One of the four neck screws on my standard strat project won't tighten down completely. Any recommendation on how to fix it? Slightly fatter screw maybe?
Ya it feels like that. It tightens a bit, but just keeps spinning. Cool, I'll give it a shot. Thanks for the suggestion!
If you don't want to dowel and redrill, then do what you would do with a stripped p/g screw or strap button...dip a wooden toothpick in Elmer's glue and put into the neck hole. Retighten and let dry.
I’ve done this, it works... if I was a working pro, I’d probably have it doweled/redrilled, but toothpick and wood glue works well enough for my use
Not to discredit your solution, but I've tried that out once and it just didn't work for such a large hole, it wasn't enough for the screw to "bite" into. An old Silvertone off a friend I've had around for some fixes last year had the same issue, in the end of the day, all four holes had to be plugged and re-drilled (one at a time). The neck pocket was incredibly poorly angled and so adding a properly made wooden shim changed its angle enough that the screws went in crooked enough not to bite into the wood strong enough.
The toothpick and hide glue fix has worked great for me. Depending on the size of the whole, you can use more than one.
I vote dowel and drill also.
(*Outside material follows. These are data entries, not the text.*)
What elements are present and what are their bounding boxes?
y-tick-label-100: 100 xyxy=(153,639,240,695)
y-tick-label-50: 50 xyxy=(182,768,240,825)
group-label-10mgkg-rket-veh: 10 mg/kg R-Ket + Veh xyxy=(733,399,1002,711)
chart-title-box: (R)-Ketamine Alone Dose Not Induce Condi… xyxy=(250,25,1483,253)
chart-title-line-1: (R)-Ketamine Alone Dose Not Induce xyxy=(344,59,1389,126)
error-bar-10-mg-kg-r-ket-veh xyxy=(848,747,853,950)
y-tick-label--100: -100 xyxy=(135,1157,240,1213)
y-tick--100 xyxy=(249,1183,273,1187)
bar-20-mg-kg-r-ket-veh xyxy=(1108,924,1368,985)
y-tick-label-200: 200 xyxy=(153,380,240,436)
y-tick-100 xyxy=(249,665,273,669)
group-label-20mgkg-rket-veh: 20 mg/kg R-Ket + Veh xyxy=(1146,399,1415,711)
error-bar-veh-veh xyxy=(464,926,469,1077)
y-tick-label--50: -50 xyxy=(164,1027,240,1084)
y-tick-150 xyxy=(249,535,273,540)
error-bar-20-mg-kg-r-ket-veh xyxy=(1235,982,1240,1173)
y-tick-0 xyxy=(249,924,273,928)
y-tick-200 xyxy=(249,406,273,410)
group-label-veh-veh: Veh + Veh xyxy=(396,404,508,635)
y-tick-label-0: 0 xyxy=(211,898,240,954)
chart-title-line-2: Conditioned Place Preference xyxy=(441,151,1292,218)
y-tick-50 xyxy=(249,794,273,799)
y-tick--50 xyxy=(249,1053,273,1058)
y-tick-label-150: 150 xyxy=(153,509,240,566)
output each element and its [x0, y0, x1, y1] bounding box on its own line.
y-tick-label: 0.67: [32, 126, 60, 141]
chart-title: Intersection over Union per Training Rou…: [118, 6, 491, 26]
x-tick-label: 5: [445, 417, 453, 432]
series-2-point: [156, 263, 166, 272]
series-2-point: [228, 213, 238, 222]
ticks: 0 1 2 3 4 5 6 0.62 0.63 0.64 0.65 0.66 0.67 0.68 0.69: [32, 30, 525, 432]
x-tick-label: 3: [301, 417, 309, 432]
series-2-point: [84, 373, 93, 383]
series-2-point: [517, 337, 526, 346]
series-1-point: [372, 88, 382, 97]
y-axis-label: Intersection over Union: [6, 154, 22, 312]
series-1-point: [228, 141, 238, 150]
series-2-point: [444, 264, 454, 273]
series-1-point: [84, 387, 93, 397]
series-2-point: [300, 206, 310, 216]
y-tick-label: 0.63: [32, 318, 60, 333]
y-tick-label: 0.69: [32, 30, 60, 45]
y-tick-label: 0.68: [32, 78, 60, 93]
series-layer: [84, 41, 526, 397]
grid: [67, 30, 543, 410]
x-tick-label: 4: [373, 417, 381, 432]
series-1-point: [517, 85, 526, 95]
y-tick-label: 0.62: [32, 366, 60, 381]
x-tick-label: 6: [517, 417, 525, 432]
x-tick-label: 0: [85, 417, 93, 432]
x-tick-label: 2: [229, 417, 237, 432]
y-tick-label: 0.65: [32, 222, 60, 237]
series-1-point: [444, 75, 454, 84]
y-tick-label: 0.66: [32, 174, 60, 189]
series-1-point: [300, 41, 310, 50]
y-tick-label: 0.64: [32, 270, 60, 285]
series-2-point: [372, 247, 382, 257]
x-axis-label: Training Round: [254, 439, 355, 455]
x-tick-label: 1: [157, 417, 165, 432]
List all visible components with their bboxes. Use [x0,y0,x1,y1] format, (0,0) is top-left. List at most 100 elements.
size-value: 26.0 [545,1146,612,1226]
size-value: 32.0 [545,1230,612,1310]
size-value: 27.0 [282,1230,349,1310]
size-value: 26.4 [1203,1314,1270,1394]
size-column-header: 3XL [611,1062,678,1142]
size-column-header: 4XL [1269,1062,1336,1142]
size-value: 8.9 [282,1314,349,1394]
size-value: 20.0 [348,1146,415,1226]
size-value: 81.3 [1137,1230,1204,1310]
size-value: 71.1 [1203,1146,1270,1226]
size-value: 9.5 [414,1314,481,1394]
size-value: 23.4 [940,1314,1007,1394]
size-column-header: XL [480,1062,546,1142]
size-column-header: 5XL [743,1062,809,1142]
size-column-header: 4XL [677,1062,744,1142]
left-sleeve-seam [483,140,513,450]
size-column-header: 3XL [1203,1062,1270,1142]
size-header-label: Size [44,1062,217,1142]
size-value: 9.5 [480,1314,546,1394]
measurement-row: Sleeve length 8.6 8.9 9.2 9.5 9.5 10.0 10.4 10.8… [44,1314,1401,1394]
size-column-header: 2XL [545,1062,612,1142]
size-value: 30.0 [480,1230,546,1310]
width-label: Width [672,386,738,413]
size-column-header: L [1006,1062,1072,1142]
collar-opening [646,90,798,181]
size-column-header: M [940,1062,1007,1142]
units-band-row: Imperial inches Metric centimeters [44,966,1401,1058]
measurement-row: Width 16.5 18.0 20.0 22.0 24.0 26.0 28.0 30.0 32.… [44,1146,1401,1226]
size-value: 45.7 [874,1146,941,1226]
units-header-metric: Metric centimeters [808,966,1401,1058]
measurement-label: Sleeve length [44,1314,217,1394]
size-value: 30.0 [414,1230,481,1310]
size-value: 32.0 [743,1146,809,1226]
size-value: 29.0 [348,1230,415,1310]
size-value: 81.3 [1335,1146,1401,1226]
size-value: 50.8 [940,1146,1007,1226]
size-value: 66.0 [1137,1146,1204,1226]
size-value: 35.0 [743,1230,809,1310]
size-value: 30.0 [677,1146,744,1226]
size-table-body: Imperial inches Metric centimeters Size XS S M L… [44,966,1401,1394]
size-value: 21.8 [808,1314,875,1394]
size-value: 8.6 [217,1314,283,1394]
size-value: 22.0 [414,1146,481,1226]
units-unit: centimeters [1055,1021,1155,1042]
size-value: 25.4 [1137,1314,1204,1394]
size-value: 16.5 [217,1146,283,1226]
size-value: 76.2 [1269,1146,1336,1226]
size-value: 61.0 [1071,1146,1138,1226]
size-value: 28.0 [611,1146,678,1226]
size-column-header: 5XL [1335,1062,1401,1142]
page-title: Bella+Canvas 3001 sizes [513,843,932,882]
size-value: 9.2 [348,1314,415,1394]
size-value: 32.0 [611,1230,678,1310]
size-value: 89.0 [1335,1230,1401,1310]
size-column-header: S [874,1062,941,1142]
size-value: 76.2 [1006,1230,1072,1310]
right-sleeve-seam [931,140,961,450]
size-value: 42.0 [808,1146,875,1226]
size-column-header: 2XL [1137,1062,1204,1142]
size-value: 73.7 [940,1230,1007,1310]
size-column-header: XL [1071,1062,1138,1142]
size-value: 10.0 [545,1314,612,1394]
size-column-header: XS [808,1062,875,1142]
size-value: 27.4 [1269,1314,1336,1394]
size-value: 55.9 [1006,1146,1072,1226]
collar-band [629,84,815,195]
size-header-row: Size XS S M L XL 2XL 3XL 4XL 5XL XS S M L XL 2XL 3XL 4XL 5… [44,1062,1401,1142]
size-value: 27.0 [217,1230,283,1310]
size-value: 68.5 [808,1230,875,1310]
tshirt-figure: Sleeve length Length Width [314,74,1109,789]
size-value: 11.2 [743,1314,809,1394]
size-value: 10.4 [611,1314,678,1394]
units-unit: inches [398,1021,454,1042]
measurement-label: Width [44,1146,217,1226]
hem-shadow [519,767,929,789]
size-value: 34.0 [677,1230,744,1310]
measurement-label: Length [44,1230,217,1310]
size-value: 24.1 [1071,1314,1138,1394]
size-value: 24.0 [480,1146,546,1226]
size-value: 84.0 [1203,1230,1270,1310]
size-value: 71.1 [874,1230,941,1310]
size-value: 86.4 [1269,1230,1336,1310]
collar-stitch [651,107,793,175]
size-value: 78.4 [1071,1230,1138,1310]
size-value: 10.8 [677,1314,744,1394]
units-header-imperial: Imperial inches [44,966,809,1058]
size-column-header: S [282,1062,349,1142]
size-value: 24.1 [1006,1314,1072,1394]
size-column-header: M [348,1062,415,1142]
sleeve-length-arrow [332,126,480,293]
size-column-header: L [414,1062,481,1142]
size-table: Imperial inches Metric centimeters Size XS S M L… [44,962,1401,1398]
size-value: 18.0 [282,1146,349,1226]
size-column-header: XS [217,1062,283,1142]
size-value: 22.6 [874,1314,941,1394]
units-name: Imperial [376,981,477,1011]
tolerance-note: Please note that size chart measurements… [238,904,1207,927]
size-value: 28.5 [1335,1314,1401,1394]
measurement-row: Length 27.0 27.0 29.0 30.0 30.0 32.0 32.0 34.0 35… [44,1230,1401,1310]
If you took it to a Luthier, that is what he/she would do. I don't picture them shoving soldering wire in the hole...and if they did, I wouldn't pay them. If it's worth fixing, it's worth fixing right.
Taught to me by the master. Thousands of vintage Stratocasters have solder wire in their screw holes. ha ha. Sounds personal. ha ha Put enough so that it grabs.
My preferred solution would be to dowel and redrill, but if that isn't an option for some reason the old toothpick method works the great majority of the time.
Toothpick works well. My only caveat would be to make sure the toothpick is actually "real" wood. Most of the ones I see here are bamboo. If the hole was big enough I would try a matchstick as well. If gluing, I would probably try to let the glue dry before I re-inserted the screw - that or just skip the glue.
Hmm, lots of good ideas here. If it was an Fender American I would do the dowel. But it's a beat Squier Standard so I'm going to try the easier routes, first. Thanks guys!
If you really want to do it right you need to make a crossgrain dowel and line the dowel's grain up with the grain of the neck. That way the screw doesn't have to try to grip the end grain of a normal dowel. I did that to make a 3-hole neck into a 4-hole neck because two of the holes end up very close to each other if you don't plug and re-drill. I even went out in the yard and got a maple branch to make the dowel from, so the wood matched reasonably.
If a screw hole is stripped ill line the whole hole with super glue, but not fill it. Just make the walls of the whole alittle thicker. Quickest fix i think Let the glue dry all the way, then screw.